October 2025

Voice AI RAG Pipeline

Dev Patel

Adrian is a voice-powered F1 race engineer that combines RAG (Retrieval-Augmented Generation) over FIA sporting regulations with real-time championship calculations. The goal was an AI assistant that can answer questions like "If Max has 400 points and Lando has 350 with 3 races left, can Lando still win?" and instantly reference specific FIA regulations.

The project uses LiveKit for real-time voice, LangChain for the RAG pipeline, and OpenAI GPT-4 for natural language understanding. What makes Adrian unique is combining structured data (championship math) with unstructured data (FIA regulation PDFs) in a single conversational interface. GitHub – Adrian

F1 Adrian

Tech Stack

The architecture has three main parts:

  • LiveKit — Real-time voice with sub-second latency. WebRTC-based bidirectional audio between user and the AI agent.
  • LangChain + ChromaDB — RAG pipeline: FIA regulations PDF is chunked (1000 characters, 200 overlap), embedded with OpenAI embeddings, and stored in ChromaDB for semantic search.
  • OpenAI GPT-4 — NLU and generation, with function-calling tools for championship calculations and dynamic RAG context.

The frontend is Next.js 15 with LiveKit React components; the backend Python agent runs on LiveKit's agent framework and orchestrates voice, RAG, and tools.

RAG Pipeline

The RAG pipeline is what lets Adrian answer regulation questions. It starts with the FIA Formula 1 Sporting Regulations PDF (200+ pages).

The PDF is loaded with PyPDFLoader and split with RecursiveCharacterTextSplitter: 1000 characters per chunk, 200-character overlap so context carries across boundaries. Chunks are embedded with OpenAI text-embedding-ada-002 (1536-dimensional vectors) so we can match by meaning even when the user’s wording differs.

Embeddings are stored in ChromaDB. When the user asks something:

  1. Detect if the question needs regulation lookup (e.g. "rule", "regulation", "points system").
  2. Embed the question with the same model.
  3. Similarity search in ChromaDB for the top 4 most relevant chunks.
  4. Inject those chunks into the LLM context with source page numbers.

That gives Adrian access to the full FIA rulebook without loading it all into the context window. Retrieval runs in real time during the conversation.

F1 regulations RAG

Voice Agent

The voice agent is built on LiveKit's agent framework, which handles WebRTC and real-time audio.

  • VAD (Voice Activity Detection) — Silero VAD for when the user starts and stops speaking, so turn-taking feels natural.
  • STT (Speech-to-Text) — OpenAI Whisper, real-time, sub-second latency.
  • LLM — Transcribed text goes to GPT-4 with function-calling tools for championship math and RAG context for regulations.
  • TTS (Text-to-Speech) — OpenAI TTS with the "echo" voice for a calm, professional race-engineer tone.

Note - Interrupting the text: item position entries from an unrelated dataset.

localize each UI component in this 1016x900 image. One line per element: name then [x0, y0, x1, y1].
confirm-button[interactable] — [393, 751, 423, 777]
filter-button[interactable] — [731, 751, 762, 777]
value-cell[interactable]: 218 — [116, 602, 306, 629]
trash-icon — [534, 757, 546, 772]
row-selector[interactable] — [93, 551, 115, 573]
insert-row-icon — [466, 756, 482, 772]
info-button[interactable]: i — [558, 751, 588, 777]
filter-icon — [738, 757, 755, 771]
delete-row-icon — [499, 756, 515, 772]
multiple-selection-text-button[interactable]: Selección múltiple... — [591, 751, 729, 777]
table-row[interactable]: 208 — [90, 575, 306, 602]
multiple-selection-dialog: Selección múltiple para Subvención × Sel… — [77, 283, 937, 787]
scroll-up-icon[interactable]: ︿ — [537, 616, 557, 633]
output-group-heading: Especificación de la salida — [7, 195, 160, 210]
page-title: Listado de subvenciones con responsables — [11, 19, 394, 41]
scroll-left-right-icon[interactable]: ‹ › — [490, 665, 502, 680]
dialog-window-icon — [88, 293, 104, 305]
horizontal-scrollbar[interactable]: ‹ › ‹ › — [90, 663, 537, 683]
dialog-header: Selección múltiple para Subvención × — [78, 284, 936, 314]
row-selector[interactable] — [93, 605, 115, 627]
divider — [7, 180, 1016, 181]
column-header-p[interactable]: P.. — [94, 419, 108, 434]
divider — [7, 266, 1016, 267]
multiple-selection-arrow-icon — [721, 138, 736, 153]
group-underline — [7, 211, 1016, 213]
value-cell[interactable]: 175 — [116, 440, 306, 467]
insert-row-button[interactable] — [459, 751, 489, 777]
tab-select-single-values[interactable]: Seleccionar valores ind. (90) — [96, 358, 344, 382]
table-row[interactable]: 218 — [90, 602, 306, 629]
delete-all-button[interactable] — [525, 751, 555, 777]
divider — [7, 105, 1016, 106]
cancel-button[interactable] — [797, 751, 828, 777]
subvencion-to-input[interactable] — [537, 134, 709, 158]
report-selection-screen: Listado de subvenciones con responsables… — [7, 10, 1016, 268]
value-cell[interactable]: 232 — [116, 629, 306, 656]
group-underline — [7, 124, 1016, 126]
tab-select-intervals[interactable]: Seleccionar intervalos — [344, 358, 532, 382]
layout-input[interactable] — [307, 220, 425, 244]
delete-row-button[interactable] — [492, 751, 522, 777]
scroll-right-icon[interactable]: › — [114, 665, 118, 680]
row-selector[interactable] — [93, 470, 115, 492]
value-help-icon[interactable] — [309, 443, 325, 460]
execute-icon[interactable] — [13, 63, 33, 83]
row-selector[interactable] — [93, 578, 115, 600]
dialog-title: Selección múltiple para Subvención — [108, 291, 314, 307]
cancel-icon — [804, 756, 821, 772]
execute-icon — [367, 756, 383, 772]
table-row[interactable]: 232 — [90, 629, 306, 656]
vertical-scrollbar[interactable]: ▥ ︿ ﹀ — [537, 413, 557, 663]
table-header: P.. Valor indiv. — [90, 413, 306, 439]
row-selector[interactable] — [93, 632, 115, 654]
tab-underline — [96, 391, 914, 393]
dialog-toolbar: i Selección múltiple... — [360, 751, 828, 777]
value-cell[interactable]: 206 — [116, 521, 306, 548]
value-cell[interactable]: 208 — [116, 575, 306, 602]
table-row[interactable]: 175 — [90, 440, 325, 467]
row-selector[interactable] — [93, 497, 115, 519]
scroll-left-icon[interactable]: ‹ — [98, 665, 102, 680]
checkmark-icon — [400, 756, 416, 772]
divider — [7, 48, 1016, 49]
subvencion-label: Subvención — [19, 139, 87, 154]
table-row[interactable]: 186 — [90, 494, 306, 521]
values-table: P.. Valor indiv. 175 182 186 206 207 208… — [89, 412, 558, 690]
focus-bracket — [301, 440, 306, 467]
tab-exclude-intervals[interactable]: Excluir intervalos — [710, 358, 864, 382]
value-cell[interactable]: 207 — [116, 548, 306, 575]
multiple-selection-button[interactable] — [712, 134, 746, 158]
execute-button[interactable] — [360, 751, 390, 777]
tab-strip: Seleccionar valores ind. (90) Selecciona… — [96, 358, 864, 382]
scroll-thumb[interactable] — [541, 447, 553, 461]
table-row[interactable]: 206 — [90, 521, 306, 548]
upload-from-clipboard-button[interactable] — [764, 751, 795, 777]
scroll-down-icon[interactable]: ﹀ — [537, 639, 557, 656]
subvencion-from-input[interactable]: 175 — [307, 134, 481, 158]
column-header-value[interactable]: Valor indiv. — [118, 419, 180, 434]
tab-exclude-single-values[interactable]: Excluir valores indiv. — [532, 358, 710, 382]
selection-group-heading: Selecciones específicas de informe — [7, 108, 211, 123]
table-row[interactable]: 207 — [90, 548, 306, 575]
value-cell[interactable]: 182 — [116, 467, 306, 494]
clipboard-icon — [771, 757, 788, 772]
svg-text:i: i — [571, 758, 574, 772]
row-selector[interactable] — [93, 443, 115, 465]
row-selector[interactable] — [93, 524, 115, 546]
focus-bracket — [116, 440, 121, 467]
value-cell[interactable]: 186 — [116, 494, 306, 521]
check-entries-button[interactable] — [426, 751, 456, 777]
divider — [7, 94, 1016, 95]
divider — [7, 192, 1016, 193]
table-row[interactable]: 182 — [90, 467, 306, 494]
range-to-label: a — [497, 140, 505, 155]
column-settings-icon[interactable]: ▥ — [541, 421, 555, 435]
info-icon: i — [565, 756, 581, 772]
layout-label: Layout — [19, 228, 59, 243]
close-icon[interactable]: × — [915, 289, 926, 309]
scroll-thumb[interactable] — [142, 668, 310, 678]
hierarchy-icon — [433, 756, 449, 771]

Adrian’s personality is defined in the system prompt: veteran F1 race engineer — calm, technical but clear. He uses phrases like "Let me run those numbers..." before calculations, cites FIA articles when discussing rules, keeps replies to about 30–60 seconds of speech, and reacts to strategies with "Brilliant" or "Questionable call".

The agent has three tools: calculate_championship_scenario, calculate_points_swing, and calculate_pit_stop_time_loss. They provide exact numbers that sit alongside the RAG-retrieved regulation context.

Demo & Results

Adrian ties structured and unstructured data into one conversational flow. Users can ask "If Max has 400 points and Lando has 350 with 3 races left, can Lando win?" and get immediate math, or "What's the F1 points system?" and get the exact FIA rule with article number.

The voice UI keeps sub-second latency so the conversation doesn’t feel laggy. RAG for regulations plus function-calling for calculations makes the assistant both knowledgeable and precise.

You can try it by cloning the repository and running the backend.

Key Learnings

Building Adrian reinforced how well RAG and structured tools work together: RAG for long-form documents, tools for exact calculations. In voice, latency and personality matter much more than in text chat.

LiveKit’s agent framework made the voice side straightforward. The trickiest part was tuning the RAG pipeline — chunk size, overlap, and retrieval parameters — to get a good tradeoff between relevance and context length.